It’s been a challenging year. I think everyone can agree on that. For many, the year has included economic hardships and anxieties about a breakdown of unity and cohesion. The people of Israel are more polarized than ever, and the bonds that have kept our country strong feel to be fraying. As we look toward a new year we are presented with two distinct options. The easy thing to do would be to continue on a path of destruction and division. Unfortunately, today it is by far the path of least resistance. Our other option is far more difficult, it requires us to listen to one another, to accept our differences and to be proud of them, to let go of that sectarian ego that so many of us hold dear. It requires us to accept that far more unites us than divides us.
Now more than ever, it may feel that politics and elections can only further divide us, however, there are parties running on platforms of unity and dialogue, I have the privilege and responsibility of leading one. We have been doing this for fifteen years now, in the most complex city on earth. ‘Hitorerut in Jerusalem’ has been working to bring together Yerushalmim of all backgrounds, working as a platform to connect people, facilitate healthy dialogue about what is best for Jerusalem, and how to work together to achieve it. This is why it was so important to us to build a list of candidates that can represent all of Jerusalem and that will help us bring the people of Jerusalem closer together. Our list brings together voters on the right, left, religious, and secular in order to create a Jerusalem where young people want to stay, where families of all kinds can grow, and where all Jerusalemites can feel at home.
It’s important to mention that there are those running for city council that seek only to divide us further, from right & left. Jerusalem doesn’t need further polarization. For example, Aryeh King, Ben Gvir’s representative in Jerusalem has presented a municipal platform stark in its extremism. King seeks to make Jerusalem a toxic and unsafe environment for those who he sees as different. He has spent the last decade attacking secular jews, religious jews who he doesn’t see as religious enough, the LGBT community, and even christian tourists. Such an extreme agenda is incompatible with the values of unity and tolerance that so many of us hold dear.
Unfortunately there are even those who claim to hold such values who continue to sit with King on the city council and legitimize his extreme and divisive agenda. Yossi Havilio, who announced this week that he is running for mayor has sat next to King for five years and stood by while he attacked Jerusalem’s most vulnerable communities.

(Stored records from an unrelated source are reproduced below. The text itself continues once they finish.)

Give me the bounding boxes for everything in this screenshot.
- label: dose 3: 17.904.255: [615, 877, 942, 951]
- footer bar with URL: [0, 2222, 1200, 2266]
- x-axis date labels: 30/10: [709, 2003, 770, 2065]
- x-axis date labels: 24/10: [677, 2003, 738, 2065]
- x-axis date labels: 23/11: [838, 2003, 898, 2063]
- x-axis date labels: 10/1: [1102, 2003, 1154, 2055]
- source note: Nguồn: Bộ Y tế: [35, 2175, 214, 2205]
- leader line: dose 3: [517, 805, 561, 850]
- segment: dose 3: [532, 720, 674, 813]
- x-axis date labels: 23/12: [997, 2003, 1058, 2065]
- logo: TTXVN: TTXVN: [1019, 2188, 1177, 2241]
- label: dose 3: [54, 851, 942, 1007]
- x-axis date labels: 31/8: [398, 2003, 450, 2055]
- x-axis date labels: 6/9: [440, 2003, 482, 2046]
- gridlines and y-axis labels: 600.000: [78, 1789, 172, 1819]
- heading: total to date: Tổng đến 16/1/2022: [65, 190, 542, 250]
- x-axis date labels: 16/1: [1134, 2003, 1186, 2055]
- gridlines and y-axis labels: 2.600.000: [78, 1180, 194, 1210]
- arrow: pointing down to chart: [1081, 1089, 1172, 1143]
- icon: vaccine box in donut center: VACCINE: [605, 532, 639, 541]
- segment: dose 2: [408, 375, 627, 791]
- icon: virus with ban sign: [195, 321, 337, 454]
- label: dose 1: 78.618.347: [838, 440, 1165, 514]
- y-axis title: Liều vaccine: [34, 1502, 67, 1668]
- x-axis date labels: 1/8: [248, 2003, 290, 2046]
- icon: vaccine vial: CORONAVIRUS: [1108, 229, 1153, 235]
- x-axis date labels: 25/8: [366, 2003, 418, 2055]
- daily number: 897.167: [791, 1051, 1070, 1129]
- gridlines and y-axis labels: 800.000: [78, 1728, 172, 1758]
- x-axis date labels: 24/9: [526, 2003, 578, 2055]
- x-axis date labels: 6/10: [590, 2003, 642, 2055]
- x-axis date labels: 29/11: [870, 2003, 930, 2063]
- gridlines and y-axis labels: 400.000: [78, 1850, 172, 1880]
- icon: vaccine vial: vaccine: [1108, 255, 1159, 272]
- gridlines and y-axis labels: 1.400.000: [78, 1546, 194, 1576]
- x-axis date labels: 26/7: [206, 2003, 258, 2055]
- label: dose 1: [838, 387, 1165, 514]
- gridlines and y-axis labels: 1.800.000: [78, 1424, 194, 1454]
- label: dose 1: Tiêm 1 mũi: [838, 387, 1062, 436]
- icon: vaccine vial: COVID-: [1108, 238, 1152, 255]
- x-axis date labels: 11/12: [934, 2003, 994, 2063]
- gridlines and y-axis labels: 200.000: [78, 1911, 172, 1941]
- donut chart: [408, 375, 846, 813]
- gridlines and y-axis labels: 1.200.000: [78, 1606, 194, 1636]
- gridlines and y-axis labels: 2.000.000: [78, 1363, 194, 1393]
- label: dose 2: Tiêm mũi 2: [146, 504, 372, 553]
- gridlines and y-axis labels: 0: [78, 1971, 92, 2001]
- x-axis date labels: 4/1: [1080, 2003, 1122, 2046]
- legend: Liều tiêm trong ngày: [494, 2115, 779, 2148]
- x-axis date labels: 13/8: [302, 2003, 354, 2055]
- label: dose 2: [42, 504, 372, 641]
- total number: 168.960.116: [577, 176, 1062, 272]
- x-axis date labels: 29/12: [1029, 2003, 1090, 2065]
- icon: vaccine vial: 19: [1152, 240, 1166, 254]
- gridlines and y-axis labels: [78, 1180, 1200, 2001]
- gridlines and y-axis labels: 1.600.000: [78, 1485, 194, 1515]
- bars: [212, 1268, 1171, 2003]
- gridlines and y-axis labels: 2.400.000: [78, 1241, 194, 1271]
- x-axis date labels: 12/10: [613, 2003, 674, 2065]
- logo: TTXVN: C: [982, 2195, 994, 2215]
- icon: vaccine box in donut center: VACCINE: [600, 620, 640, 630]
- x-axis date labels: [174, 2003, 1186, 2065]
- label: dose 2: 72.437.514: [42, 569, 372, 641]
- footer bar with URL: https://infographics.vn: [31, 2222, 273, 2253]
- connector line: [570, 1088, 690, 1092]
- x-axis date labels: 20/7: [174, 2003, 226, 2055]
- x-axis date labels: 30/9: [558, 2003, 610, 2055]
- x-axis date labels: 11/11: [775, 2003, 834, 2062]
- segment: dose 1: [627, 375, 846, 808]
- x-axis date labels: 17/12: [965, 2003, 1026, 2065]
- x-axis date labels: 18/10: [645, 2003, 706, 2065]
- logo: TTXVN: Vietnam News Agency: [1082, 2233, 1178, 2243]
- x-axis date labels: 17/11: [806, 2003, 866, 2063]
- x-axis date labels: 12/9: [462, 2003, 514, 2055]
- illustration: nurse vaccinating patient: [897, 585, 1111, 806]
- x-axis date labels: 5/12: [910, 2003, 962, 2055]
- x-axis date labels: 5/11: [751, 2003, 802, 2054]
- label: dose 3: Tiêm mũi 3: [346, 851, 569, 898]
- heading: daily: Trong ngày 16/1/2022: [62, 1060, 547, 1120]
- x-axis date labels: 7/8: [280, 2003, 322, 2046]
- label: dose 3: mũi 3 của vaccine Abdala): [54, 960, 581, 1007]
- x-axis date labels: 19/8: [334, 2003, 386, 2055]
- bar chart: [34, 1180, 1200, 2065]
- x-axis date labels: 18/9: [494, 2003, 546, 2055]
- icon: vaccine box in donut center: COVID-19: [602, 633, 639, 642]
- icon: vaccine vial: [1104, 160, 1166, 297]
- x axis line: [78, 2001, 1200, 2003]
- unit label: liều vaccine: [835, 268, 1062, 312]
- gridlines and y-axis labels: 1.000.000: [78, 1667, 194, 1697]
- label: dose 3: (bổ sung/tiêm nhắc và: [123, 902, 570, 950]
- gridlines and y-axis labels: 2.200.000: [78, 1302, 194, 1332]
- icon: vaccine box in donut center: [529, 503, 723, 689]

This week, as Hitorerut announced its list, I called upon Havilio to leave the coalition of the city council, and to promise that he would not sit with King on the next council, thus ensuring a strong liberal and zionist bloc on the council. Unfortunately, I am yet to receive a response.
As this year comes to a close we must ask ourselves if next year we will be bold enough to overcome our divisions and choose a future of unity and strength. On the 31st of October we have the opportunity to take a step towards creating that future when we cast our votes for city council.
I wish to all a Shana Tova, a year of unity, of happiness, of success, and strength.